А мы сейчас пропустим три недели; можно полагать, что все это время проект, связанный с арендой зала и посещением двух дюжин саутгемптонских особняков, тихо-мирно шел своим чередом.
Перейдем сразу к тому июльскому дню, когда мистер Джеймс Пауэлл отправил мисс Амантис Пауэлл телеграмму. В ней говорилось о том, что если она все еще жаждет веселья, царящего в самом лучшем обществе, то ей надлежит отправиться в Саутгемптон ближайшим же поездом; он лично встретит ее на вокзале.
Свободного времени у Джима теперь совсем не было, и, когда в обещанное в ответной телеграмме время она не прибыла, он не стал ее ждать. Он решил, что она прибудет позже другим поездом, развернулся, собравшись вернуться к своему проекту… И встретил ее в дверях вокзала – она вошла с улицы.
– Но… Но как же вы…
– А я приехала сегодня утром, – ответила Амантис, – и решила вас не беспокоить! Нашла вот вполне достойный, а лучше сказать, скучный пансион на Оушен-роуд!
Она была совсем не похожа на прежнюю томную Амантис в гамаке на крылечке, подумал он. На ней был бледно-голубой костюм и лихо сдвинутая набок маленькая шляпка, украшенная закрученным пером; выглядела она примерно так же, как и юные дамы в возрасте от шестнадцати до двадцати, которым он последнее время уделял столь пристальное внимание. О да, она замечательно впишется!

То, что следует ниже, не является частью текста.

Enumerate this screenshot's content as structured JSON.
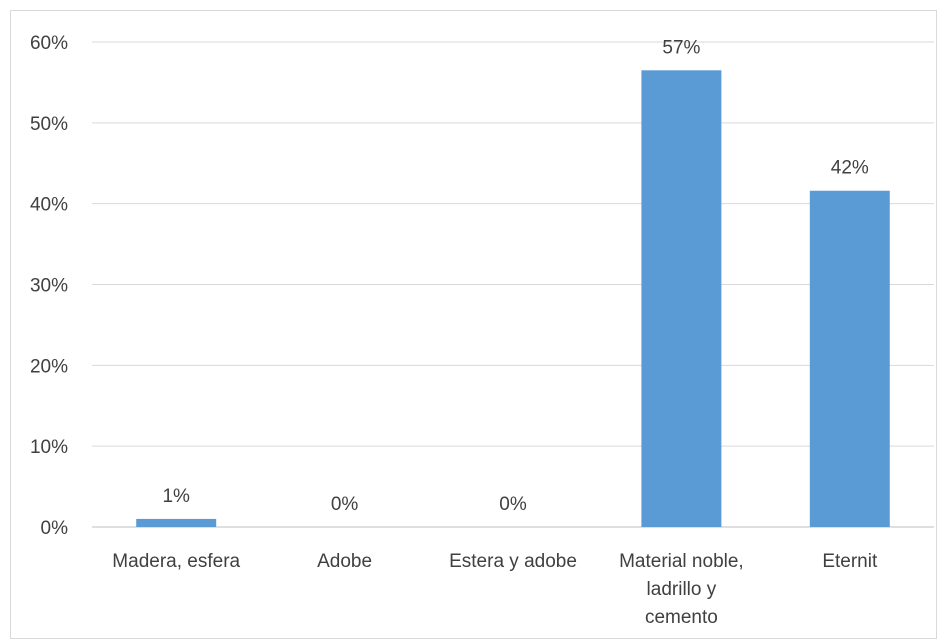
{
  "chart_data": {
    "type": "bar",
    "categories": [
      [
        "Madera, esfera"
      ],
      [
        "Adobe"
      ],
      [
        "Estera y adobe"
      ],
      [
        "Material noble,",
        "ladrillo y",
        "cemento"
      ],
      [
        "Eternit"
      ]
    ],
    "values": [
      1,
      0,
      0,
      56.5,
      41.6
    ],
    "data_labels": [
      "1%",
      "0%",
      "0%",
      "57%",
      "42%"
    ],
    "y_ticks": [
      0,
      10,
      20,
      30,
      40,
      50,
      60
    ],
    "y_tick_labels": [
      "0%",
      "10%",
      "20%",
      "30%",
      "40%",
      "50%",
      "60%"
    ],
    "ylim": [
      0,
      60
    ],
    "grid": true,
    "bar_color": "#5b9bd5",
    "legend": "none"
  }
}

С глубоким поклоном он пригласил ее сесть в такси и уселся с ней рядом.
– Ну, что ж, не пора ли вам уже изложить мне ваш план? – спросила она.
– Все дело в здешних девушках из общества! – Он беззаботно махнул рукой. – Я теперь со всеми знаком!
– А где же они?
– Прямо сейчас они с Хьюго! Помните его? Мой слуга?
– С Хьюго? – Она с удивлением посмотрела на него. – Почему с ним? О чем вы?
– Ну, у меня теперь… Ну, что-то вроде школы. Кажется, у вас здесь это так называется…
– Какой еще школы?
– Это вообще-то Академия. А я там директор. Это я ее придумал!
Словно встряхивая термометр, он вытряхнул из визитницы карточку.
– Вот, взгляните!
Она взяла визитку. На ней крупными буквами значилось:
ДЖЕЙМС ПАУЭЛЛ
М. Д. Н.
«ГИТАРА, КОСТИ И КАСТЕТ»
Она с изумлением смотрела на карточку.
– «Гитара, кости и кастет»? – вслух, с легким испугом прочитала она.
– Да, мэм!
– И что это значит? Вы… Вы это продаете?
– Нет, мэм! Я этому учу. Это – моя наука!
– Гитара, кости и кастет? А что такое «М. Д. Н.»?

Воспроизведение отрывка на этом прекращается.